Hoewel de AzureRM-module nog steeds kan functioneren, wordt deze niet meer onderhouden of ondersteund, waardoor het gebruik naar eigen goeddunken en risico van de gebruiker blijft bestaan. Raadpleeg onze migratiebronnen voor hulp bij de overgang naar de Az-module.
Syntaxis
Remove-AzureRmResourceGroup
[-Name] <String>
[-Force]
[-AsJob]
[-ApiVersion <String>]
[-Pre]
[-DefaultProfile <IAzureContextContainer>]
[-WhatIf]
[-Confirm]
[<CommonParameters>]
Remove-AzureRmResourceGroup
[-Id] <String>
[-Force]
[-AsJob]
[-ApiVersion <String>]
[-Pre]
[-DefaultProfile <IAzureContextContainer>]
[-WhatIf]
[-Confirm]
[<CommonParameters>]
Description
Met de cmdlet Remove-AzureRmResourceGroup worden een Azure-resourcegroep en de bijbehorende resources uit het huidige abonnement verwijderd. Als u een resource wilt verwijderen, maar de resourcegroep wilt verlaten, gebruikt u de cmdlet Remove-AzureRmResource.
Voorbeelden
Voorbeeld 1: Een resourcegroep verwijderen
PS C:\>Remove-AzureRmResourceGroup -Name "ContosoRG01"
Met deze opdracht wordt de resourcegroep ContosoRG01 uit het abonnement verwijderd.

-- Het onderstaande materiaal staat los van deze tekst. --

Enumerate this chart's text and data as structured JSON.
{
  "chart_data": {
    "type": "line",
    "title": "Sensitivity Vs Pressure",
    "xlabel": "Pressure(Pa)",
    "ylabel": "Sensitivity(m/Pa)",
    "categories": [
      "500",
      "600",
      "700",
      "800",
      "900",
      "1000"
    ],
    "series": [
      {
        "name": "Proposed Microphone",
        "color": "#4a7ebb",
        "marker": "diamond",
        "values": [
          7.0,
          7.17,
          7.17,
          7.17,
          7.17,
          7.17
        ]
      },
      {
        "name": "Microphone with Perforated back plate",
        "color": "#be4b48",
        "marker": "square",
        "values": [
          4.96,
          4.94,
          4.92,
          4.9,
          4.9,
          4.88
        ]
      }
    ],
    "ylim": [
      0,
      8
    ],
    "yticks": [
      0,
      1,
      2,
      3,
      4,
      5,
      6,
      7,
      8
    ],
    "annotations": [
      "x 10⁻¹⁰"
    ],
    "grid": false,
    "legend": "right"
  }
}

De cmdlet vraagt u om bevestiging en retourneert geen uitvoer.
Voorbeeld 2: Een resourcegroep verwijderen zonder bevestiging
PS C:\>Get-AzureRmResourceGroup -Name "ContosoRG01" | Remove-AzureRmResourceGroup -Verbose -Force
Met deze opdracht wordt de cmdlet Get-AzureRmResourceGroup gebruikt om de resourcegroep ContosoRG01 op te halen en door te geven aan Remove-AzureRmResourceGroup met behulp van de pijplijnoperator. De uitgebreide algemene parameter krijgt statusinformatie over de bewerking en de parameter Force onderdrukt de bevestigingsprompt.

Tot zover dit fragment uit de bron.